Glioblastoma multiforme is an almost uniformly fatal disease with a rapid disease course. The chemotherapeutic regimen involved targeted mRNA, and previous studies had shown a low rate of side effects. The MRA imaging regimen used to measure study outcomes does have a low risk of anaphylaxis due to the use of a gadolinium contrast agent, but, weighing risks and benefits, the Institutional Review Board thought that the risk was acceptable, given the risks of the disease.

After an ethics consultation, the researchers decided that it would be preferable to have the study large enough to test the hypothesis, rather than adopting a conservative approach and limiting sample size to limit exposure to the risks of the study. Thus, they planned to use the larger of the two variance estimates they had. Notice that the researchers had a choice of two standard deviation values, as shown in Exhibit 1.

To be conservative, ** round the standard deviation you choose to one value behind the decimal point and input the same standard deviation for both brain regions, so the ratio of standard deviations will be 1 for both. For example, if the standard deviation is 0.168, you would enter the value 0.2.** Once you arrive at the hypothesis page, ensure you choose the “All Factors” button at the bottom of the screen to correctly calculate the power.

Roughly 180 patients meeting the eligibility criteria are seen each month by the large glioblastoma clinic at the high volume tertiarycare clinic at which the study will be done. Roughly 20% of the patients will consent to the study. The chance of consent is not associated with genotype, nor with response to treatment, nor with baseline tortuosity. The study investigators think that almost 30% of the participants will be lost to follow-up and not complete the study, for reasons independent of disease severity, genotype, or response. From previous experience, the investigators believe that if people complete the study, they are quite likely to be able to measure the vessel tortuosity in both brain regions. It is unlikely that they will be able to measure response in only one region, or in no regions at all.

Feasible sample sizes for the study would be 30, 40, and 50, with the smallest group size, respectively of 3, 4, and 5. The goal is to figure out what the power is for each of the sample sizes, and to choose the smallest sample size such that the power is at least 0.95.

## 5.3 Statistical analysis plan

We will fit a general linear mixed model.

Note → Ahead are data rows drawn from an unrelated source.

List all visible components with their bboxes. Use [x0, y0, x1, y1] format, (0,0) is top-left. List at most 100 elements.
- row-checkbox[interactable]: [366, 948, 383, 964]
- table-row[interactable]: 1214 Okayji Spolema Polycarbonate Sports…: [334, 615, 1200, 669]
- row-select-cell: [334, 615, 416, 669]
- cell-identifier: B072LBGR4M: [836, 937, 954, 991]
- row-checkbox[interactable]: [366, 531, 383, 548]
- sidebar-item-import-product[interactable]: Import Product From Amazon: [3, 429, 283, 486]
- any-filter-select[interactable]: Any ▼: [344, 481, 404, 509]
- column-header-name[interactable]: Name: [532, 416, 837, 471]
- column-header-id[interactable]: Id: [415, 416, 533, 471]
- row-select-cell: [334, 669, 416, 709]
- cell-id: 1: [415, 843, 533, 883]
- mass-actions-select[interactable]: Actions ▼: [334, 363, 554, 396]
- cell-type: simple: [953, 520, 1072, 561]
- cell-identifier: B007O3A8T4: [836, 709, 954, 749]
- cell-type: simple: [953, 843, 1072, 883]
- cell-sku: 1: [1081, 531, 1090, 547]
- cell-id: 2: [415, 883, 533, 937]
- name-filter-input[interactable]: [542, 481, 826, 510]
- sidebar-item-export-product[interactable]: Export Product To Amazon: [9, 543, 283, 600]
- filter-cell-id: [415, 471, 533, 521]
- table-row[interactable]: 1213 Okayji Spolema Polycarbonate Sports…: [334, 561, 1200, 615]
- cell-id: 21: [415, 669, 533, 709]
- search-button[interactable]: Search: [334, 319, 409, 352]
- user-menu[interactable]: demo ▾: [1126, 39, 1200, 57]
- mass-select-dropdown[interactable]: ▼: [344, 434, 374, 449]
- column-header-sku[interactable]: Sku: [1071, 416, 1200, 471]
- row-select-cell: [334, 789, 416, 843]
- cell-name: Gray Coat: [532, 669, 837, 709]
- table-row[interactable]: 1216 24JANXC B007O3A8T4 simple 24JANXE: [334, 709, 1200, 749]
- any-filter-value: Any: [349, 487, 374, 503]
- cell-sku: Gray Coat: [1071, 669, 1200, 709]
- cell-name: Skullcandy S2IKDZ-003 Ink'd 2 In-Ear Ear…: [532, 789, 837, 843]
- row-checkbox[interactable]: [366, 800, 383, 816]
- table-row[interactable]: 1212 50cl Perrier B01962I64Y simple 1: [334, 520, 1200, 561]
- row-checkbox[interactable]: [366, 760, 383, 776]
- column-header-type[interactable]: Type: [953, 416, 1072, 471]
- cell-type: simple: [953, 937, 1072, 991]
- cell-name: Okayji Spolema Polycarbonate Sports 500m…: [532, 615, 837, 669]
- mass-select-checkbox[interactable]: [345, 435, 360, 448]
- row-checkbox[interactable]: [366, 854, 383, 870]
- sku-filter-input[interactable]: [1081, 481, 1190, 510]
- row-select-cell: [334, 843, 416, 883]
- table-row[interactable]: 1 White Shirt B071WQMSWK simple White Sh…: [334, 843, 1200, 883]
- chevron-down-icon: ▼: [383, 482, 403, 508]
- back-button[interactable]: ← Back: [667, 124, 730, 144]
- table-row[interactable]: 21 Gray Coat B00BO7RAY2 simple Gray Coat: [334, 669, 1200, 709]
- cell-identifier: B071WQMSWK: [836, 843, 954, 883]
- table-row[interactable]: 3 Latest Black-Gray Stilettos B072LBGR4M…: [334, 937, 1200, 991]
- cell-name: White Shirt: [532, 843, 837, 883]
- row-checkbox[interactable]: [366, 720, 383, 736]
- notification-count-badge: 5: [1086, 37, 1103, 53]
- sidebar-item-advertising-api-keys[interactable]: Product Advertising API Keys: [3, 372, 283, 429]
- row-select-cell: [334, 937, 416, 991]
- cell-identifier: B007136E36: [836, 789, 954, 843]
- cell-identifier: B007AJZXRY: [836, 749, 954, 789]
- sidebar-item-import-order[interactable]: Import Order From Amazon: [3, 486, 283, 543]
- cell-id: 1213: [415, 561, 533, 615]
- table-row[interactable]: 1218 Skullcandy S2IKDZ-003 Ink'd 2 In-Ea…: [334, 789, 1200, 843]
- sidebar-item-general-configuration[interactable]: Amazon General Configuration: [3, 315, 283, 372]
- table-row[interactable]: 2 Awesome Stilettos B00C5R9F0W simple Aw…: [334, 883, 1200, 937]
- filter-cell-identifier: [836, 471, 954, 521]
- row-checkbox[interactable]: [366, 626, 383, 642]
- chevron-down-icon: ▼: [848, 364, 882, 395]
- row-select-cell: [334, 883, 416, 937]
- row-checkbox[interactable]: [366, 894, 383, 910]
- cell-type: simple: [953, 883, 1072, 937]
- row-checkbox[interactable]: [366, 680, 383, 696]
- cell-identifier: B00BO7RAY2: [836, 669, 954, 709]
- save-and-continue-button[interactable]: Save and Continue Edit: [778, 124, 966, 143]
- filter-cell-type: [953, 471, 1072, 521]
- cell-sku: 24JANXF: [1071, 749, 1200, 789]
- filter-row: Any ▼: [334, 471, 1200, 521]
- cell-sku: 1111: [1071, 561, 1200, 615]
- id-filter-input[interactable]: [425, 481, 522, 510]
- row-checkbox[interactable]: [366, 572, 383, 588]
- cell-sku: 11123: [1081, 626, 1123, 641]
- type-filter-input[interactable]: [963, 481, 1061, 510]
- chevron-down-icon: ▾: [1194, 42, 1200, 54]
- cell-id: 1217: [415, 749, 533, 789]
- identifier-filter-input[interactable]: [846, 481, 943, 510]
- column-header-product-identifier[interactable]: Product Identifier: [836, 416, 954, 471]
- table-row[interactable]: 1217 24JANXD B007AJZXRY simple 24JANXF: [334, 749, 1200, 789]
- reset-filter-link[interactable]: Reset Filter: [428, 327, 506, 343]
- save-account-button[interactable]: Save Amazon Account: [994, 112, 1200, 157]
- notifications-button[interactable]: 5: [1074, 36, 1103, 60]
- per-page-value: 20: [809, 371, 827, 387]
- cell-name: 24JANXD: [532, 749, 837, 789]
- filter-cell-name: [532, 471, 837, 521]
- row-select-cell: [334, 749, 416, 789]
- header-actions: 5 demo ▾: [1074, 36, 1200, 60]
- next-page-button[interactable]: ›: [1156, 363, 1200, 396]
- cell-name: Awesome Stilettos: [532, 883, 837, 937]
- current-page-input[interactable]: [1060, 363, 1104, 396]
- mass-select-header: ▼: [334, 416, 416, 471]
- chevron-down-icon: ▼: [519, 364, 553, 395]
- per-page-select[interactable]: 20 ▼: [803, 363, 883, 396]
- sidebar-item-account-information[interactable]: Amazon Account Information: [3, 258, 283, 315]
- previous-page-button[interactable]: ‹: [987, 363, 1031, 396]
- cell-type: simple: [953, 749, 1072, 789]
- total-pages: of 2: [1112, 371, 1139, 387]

The outcome variables will be the two repeated measurements of SOAM1, one in the left cerebral middle group, and one in the right cerebral middle group. The predictors will be eight indicator variables for the genotype by treatment groups. Each indicator variable will take on the value 1 if the study participant is a member of the specific genotype-by-treatment group, and 0 otherwise. We will use a Wald statistic with Kenward-Roger degrees of freedom (which corresponds to a Hotelling-Lawley test for complete data) to assess the null hypothesis that there is no interaction between genotype and treatment on the average response over the two brain regions. We will use an unstructured covariance matrix and assume that the variance-covariance matrix of the errors is the same for each person. We will use a Type I error rate of 0.05. The scale factor to be used for means is 1. The scale factor to be used for variability is 1.

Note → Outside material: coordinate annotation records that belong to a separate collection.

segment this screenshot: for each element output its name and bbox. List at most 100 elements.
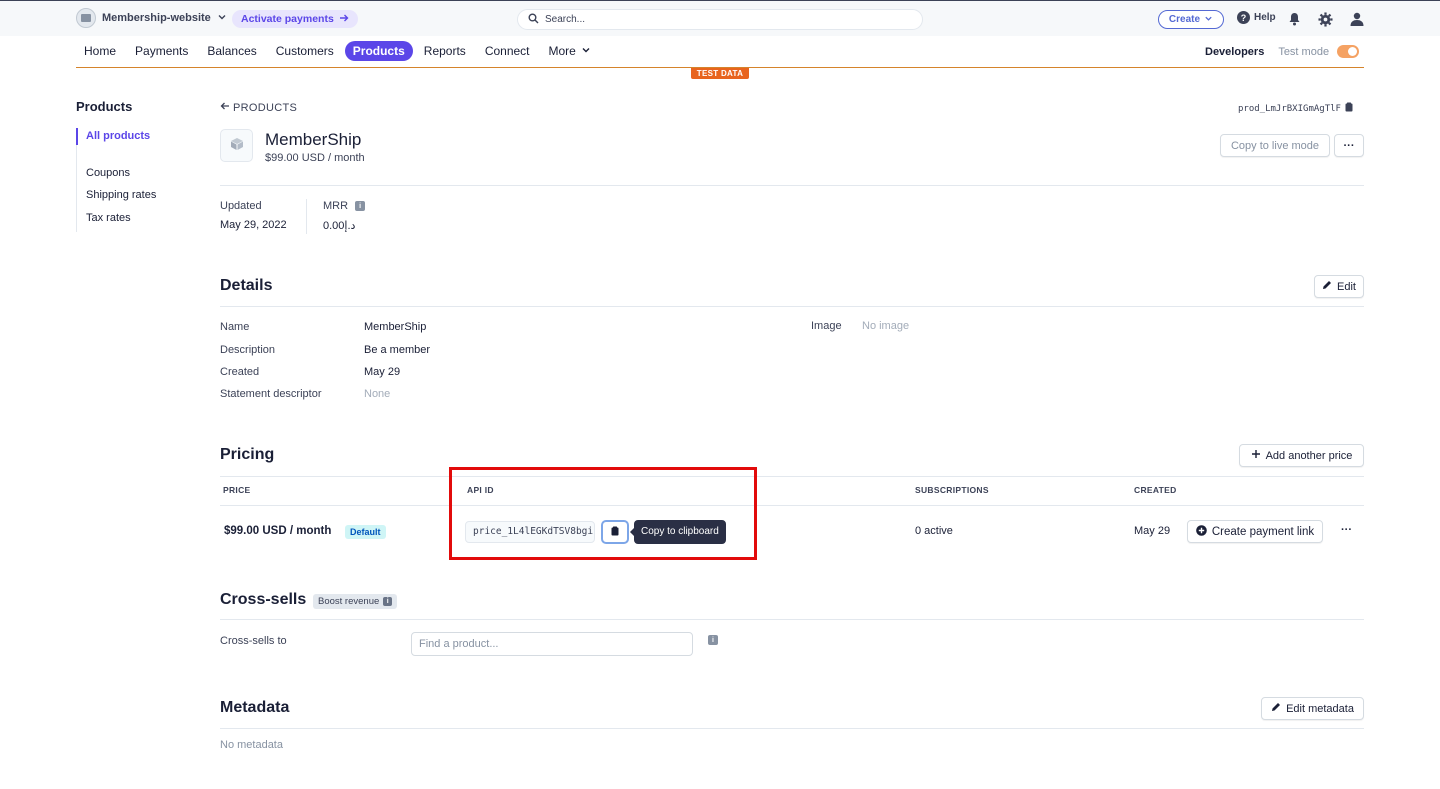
divider xyxy=(220,505,1364,506)
arrow-right-icon xyxy=(339,13,349,26)
stat-divider xyxy=(306,199,307,234)
user-icon[interactable] xyxy=(1349,11,1365,27)
column-header-subscriptions: SUBSCRIPTIONS xyxy=(915,485,989,495)
add-price-label: Add another price xyxy=(1265,449,1353,462)
main-nav: Home Payments Balances Customers Product… xyxy=(76,41,602,61)
help-icon: ? xyxy=(1237,11,1250,24)
info-icon[interactable]: i xyxy=(708,635,718,645)
nav-item-balances[interactable]: Balances xyxy=(199,41,264,61)
nav-item-products[interactable]: Products xyxy=(344,41,413,61)
product-id[interactable]: prod_LmJrBXIGmAgTlF xyxy=(1238,102,1353,115)
details-heading: Details xyxy=(220,277,273,294)
chevron-down-icon xyxy=(1204,14,1213,26)
help-label: Help xyxy=(1254,12,1276,23)
sidebar-title: Products xyxy=(76,99,133,114)
price-amount: $99.00 USD / month xyxy=(224,525,332,537)
nav-more-label: More xyxy=(548,44,576,58)
clipboard-icon xyxy=(1345,102,1353,115)
nav-item-connect[interactable]: Connect xyxy=(477,41,538,61)
product-more-button[interactable]: ··· xyxy=(1334,134,1364,157)
boost-revenue-badge: Boost revenue i xyxy=(313,594,398,609)
pricing-heading: Pricing xyxy=(220,446,275,463)
create-payment-link-button[interactable]: Create payment link xyxy=(1187,520,1323,543)
help-button[interactable]: ? Help xyxy=(1237,11,1276,24)
sidebar-active-indicator xyxy=(76,128,78,145)
plus-icon xyxy=(1251,449,1261,462)
chevron-down-icon xyxy=(581,44,591,58)
search-bar[interactable] xyxy=(517,9,923,30)
test-mode-toggle[interactable] xyxy=(1337,45,1360,58)
test-mode-label: Test mode xyxy=(1278,45,1330,58)
sidebar-item-all-products[interactable]: All products xyxy=(86,130,150,142)
bell-icon[interactable] xyxy=(1286,11,1302,27)
highlight-box xyxy=(449,467,757,560)
divider xyxy=(220,306,1364,307)
cross-sells-heading: Cross-sells xyxy=(220,591,307,608)
divider xyxy=(220,728,1364,729)
mrr-label-group: MRR i xyxy=(323,200,366,212)
edit-metadata-button[interactable]: Edit metadata xyxy=(1261,697,1364,720)
account-name: Membership-website xyxy=(102,12,211,24)
detail-label-statement-descriptor: Statement descriptor xyxy=(220,388,322,400)
plus-circle-icon xyxy=(1196,524,1207,539)
metadata-heading: Metadata xyxy=(220,699,290,716)
price-more-button[interactable]: ··· xyxy=(1341,524,1352,536)
back-label: PRODUCTS xyxy=(233,101,298,114)
column-header-price: PRICE xyxy=(223,485,251,495)
sidebar-item-shipping-rates[interactable]: Shipping rates xyxy=(86,189,156,201)
nav-right: Developers Test mode xyxy=(1205,45,1360,58)
nav-item-reports[interactable]: Reports xyxy=(416,41,474,61)
column-header-created: CREATED xyxy=(1134,485,1177,495)
arrow-left-icon xyxy=(220,101,230,114)
test-data-badge: TEST DATA xyxy=(691,68,749,79)
top-bar: Membership-website Activate payments Cre… xyxy=(0,0,1440,36)
detail-value-statement-descriptor: None xyxy=(364,388,391,400)
pencil-icon xyxy=(1271,702,1281,715)
detail-value-created: May 29 xyxy=(364,366,401,378)
subscriptions-count: 0 active xyxy=(915,525,953,537)
divider xyxy=(220,185,1364,186)
info-icon[interactable]: i xyxy=(383,597,393,606)
search-icon xyxy=(528,13,539,27)
back-to-products-link[interactable]: PRODUCTS xyxy=(220,101,297,114)
edit-details-button[interactable]: Edit xyxy=(1314,275,1364,298)
find-product-input[interactable] xyxy=(411,632,693,656)
nav-item-payments[interactable]: Payments xyxy=(127,41,196,61)
copy-to-live-mode-button[interactable]: Copy to live mode xyxy=(1220,134,1330,157)
boost-revenue-label: Boost revenue xyxy=(318,596,380,607)
activate-payments-button[interactable]: Activate payments xyxy=(232,10,358,28)
mrr-label: MRR xyxy=(323,200,349,212)
search-input[interactable] xyxy=(545,14,905,25)
create-button[interactable]: Create xyxy=(1158,10,1224,29)
pencil-icon xyxy=(1322,280,1332,293)
product-id-text: prod_LmJrBXIGmAgTlF xyxy=(1238,103,1341,114)
sidebar-item-coupons[interactable]: Coupons xyxy=(86,167,130,179)
developers-link[interactable]: Developers xyxy=(1205,46,1264,58)
sidebar-item-tax-rates[interactable]: Tax rates xyxy=(86,212,131,224)
divider xyxy=(220,619,1364,620)
mrr-value: د.إ0.00 xyxy=(323,220,356,232)
sidebar: All products Coupons Shipping rates Tax … xyxy=(76,128,196,232)
nav-item-customers[interactable]: Customers xyxy=(268,41,342,61)
info-icon[interactable]: i xyxy=(355,201,366,212)
updated-value: May 29, 2022 xyxy=(220,219,287,231)
nav-item-home[interactable]: Home xyxy=(76,41,124,61)
create-payment-link-label: Create payment link xyxy=(1211,525,1315,538)
price-created-date: May 29 xyxy=(1134,525,1171,537)
chevron-down-icon xyxy=(217,12,227,25)
create-label: Create xyxy=(1168,14,1201,25)
detail-value-image: No image xyxy=(862,320,910,332)
product-name: MemberShip xyxy=(265,130,362,149)
detail-label-image: Image xyxy=(811,320,842,332)
edit-metadata-label: Edit metadata xyxy=(1286,702,1354,715)
edit-label: Edit xyxy=(1337,280,1356,293)
detail-label-description: Description xyxy=(220,344,276,356)
detail-value-name: MemberShip xyxy=(364,321,427,333)
product-image-placeholder xyxy=(220,129,253,162)
add-another-price-button[interactable]: Add another price xyxy=(1239,444,1364,467)
no-metadata-text: No metadata xyxy=(220,739,283,751)
activate-payments-label: Activate payments xyxy=(241,13,334,25)
gear-icon[interactable] xyxy=(1317,11,1333,27)
nav-item-more[interactable]: More xyxy=(541,41,599,61)
account-switcher[interactable]: Membership-website xyxy=(76,8,227,28)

This modeling technique assumes equal error variance, independence of the independent sampling units, finite second moments, and linearity, which means that the outcome could be described as a linear function of the predictors. We will use regression diagnostics and jackknifed studentized residuals to examine the assumptions.

5.4 Study resources

The final problem references two peer-reviewed publications. These publications will assist you in completing the final project. You can download the files:

- Bullitt, E., Muller, K. E., Jung, I., Lin, W., & Aylward, S. (2005). Analyzing attributes of vessel populations.
*Medical Image Analysis, 9*(1), 39-49.

- Muller, K. E., Edwards, L. J., Simpson, S. L., & Taylor, D. J. (2007). Statistical tests with accurate size and power for balanced linear mixed models.
*Statistics in Medicine, 26*(19), 3639-3660.